Sobre todo cuando se trata de enfermedades y diarreas, las cosas se ponen aún más difíciles. Hay una línea muy fina entre mantener su fuerza y no empeorar la enfermedad que está asolando su barriga.
Sin embargo, hay formas de garantizar que su gato pueda cumplir todas las condiciones anteriores y superar sus problemas de enfermedad a tiempo. Puede que le cueste un poco de trabajo, y puede que haya que probar y equivocarse en cuanto a los nuevos alimentos que le gustan a su gato, pero puede preparar algunos platos que son perfectos en su momento de necesidad. Hemos seleccionado los cinco siguientes para que pueda empezar.
Mientras que los gatos y los perros difieren en la mayoría de las cosas, cuando se trata de un plato tradicional para mascotas enfermas ciertamente no lo hacen. El pollo y el arroz han sido conocidos como un salvador para los gatos enfermos y si usted está buscando para equilibrar su barriga un poco, esto puede ser la comida perfecta.

Qué dar de comer a un gato enfermo que no quiere comer

Cuando los gatos no se sienten bien o están estresados, pueden sufrir falta de apetito. Si esto ocurre, tendrá que intentar convencerles de que coman, lo que a veces puede resultar difícil. Sin embargo, los gatos responden bien a los cuidados cariñosos.

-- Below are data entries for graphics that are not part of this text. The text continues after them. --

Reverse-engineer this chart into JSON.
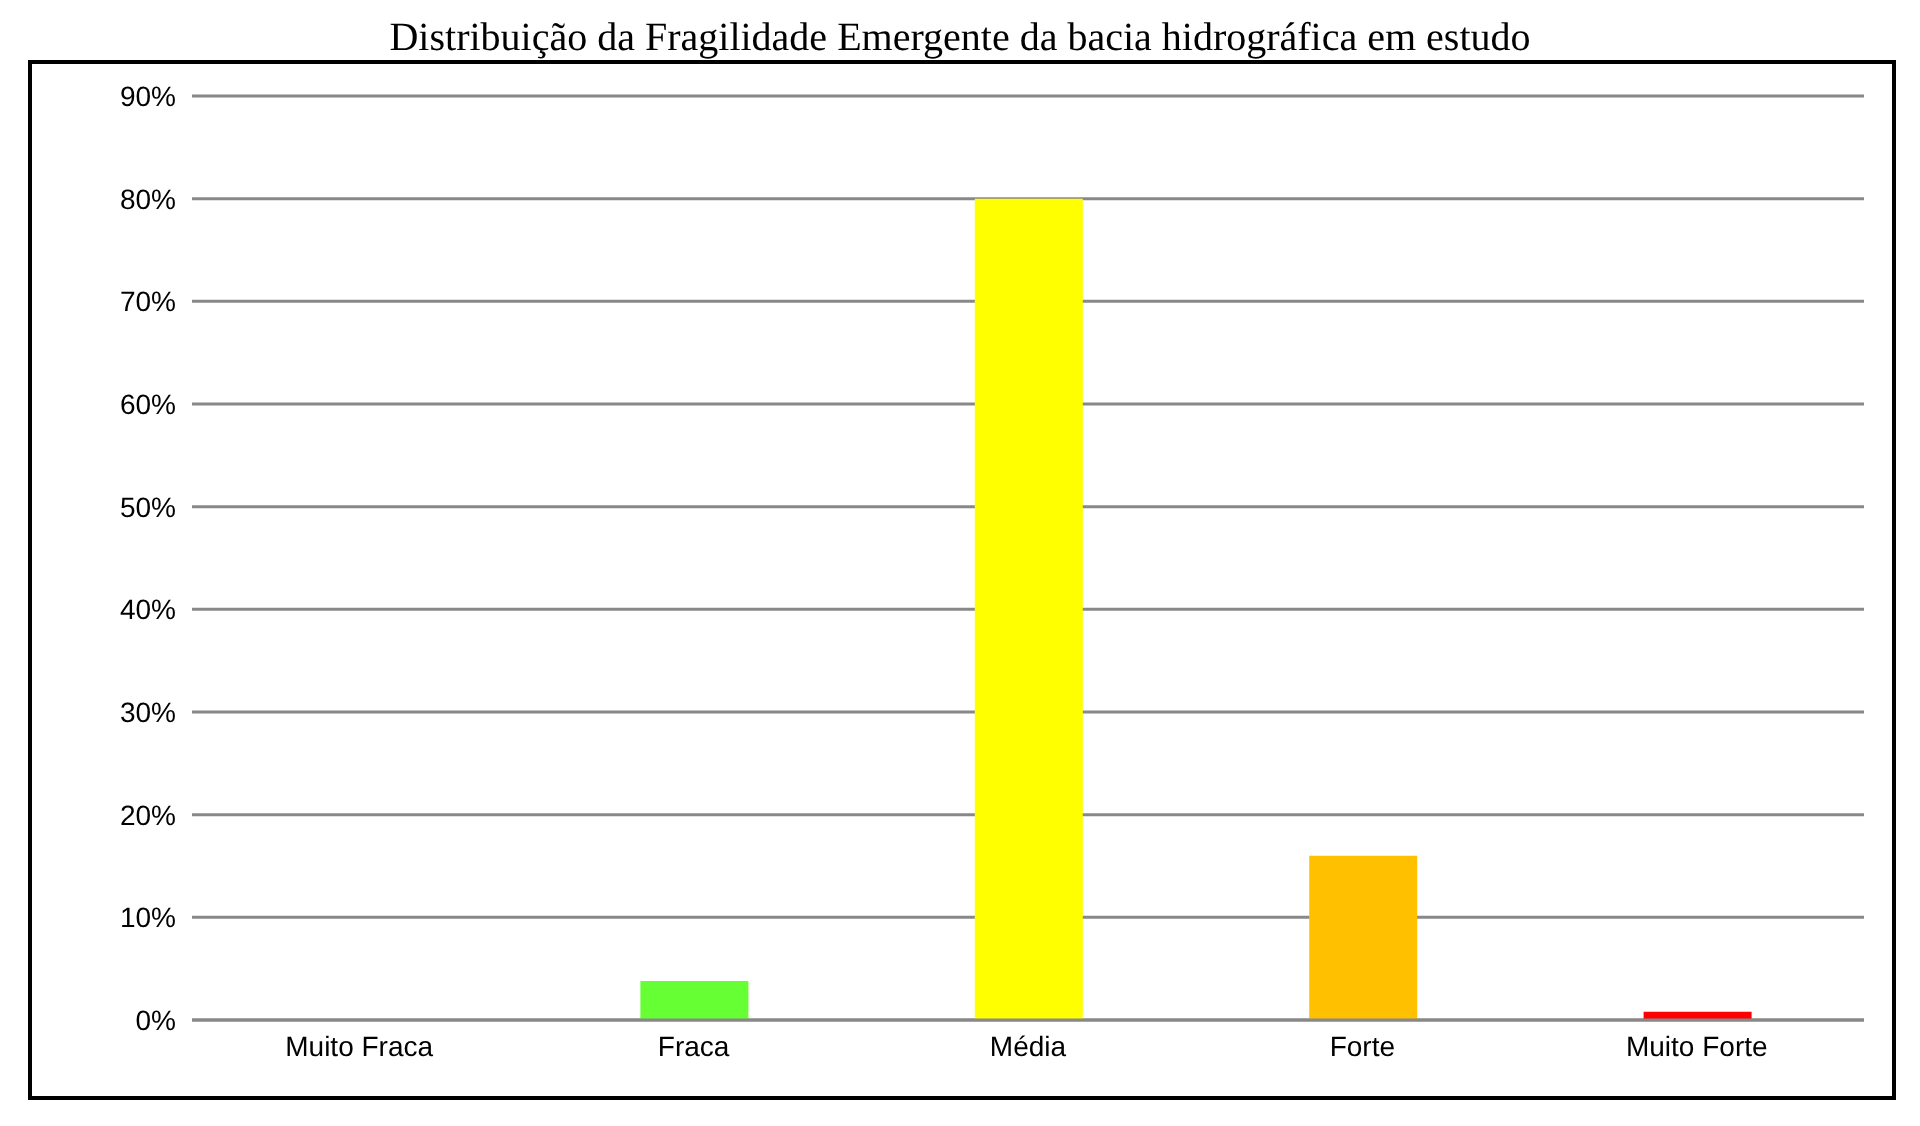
{
  "chart_data": {
    "type": "bar",
    "title": "Distribuição da Fragilidade Emergente da bacia hidrográfica em estudo",
    "categories": [
      "Muito Fraca",
      "Fraca",
      "Média",
      "Forte",
      "Muito Forte"
    ],
    "values": [
      0,
      3.8,
      80,
      16,
      0.8
    ],
    "colors": [
      "#66ff33",
      "#66ff33",
      "#ffff00",
      "#ffc000",
      "#ff0000"
    ],
    "ylim": [
      0,
      90
    ],
    "yticks": [
      {
        "value": 0,
        "label": "0%"
      },
      {
        "value": 10,
        "label": "10%"
      },
      {
        "value": 20,
        "label": "20%"
      },
      {
        "value": 30,
        "label": "30%"
      },
      {
        "value": 40,
        "label": "40%"
      },
      {
        "value": 50,
        "label": "50%"
      },
      {
        "value": 60,
        "label": "60%"
      },
      {
        "value": 70,
        "label": "70%"
      },
      {
        "value": 80,
        "label": "80%"
      },
      {
        "value": 90,
        "label": "90%"
      }
    ],
    "grid": "y"
  }
}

Si su gato ha sido operado o tiene una enfermedad grave, es posible que no tenga ganas de comer cuando lo lleve a casa. El problema de no comer es que es un círculo vicioso para el gato: se siente mal y no quiere comer, sin comida se siente débil y más enfermo, y así sucesivamente. Si no come, su cuerpo empezará a descomponer el tejido corporal para obtener energía y poder funcionar, y esto puede retrasar la curación. Comer es muy importante para la recuperación. De lo contrario, el sistema inmunitario puede no funcionar correctamente, haciendo que el gato sea más susceptible a las infecciones, e incluso puede verse afectada la forma en que el cuerpo del gato responde a los medicamentos destinados a mejorarlo.
A diferencia de los perros, que pueden pasar un tiempo sin comer sin consecuencias graves, los gatos pueden desarrollar un problema llamado lipidosis hepática, una enfermedad del hígado que puede ser mortal. Esta enfermedad puede desarrollarse si el gato no come ni siquiera durante un tiempo relativamente corto (dos o tres días). También sabemos que los gatos tienen unas necesidades muy específicas en cuanto a nutrientes, y la falta de éstos también puede ser peligrosa. El problema es que los gatos no suelen estar tan orientados a la comida como los perros y pueden ser melindrosos, por lo que a veces puede ser difícil animarles a empezar a comer.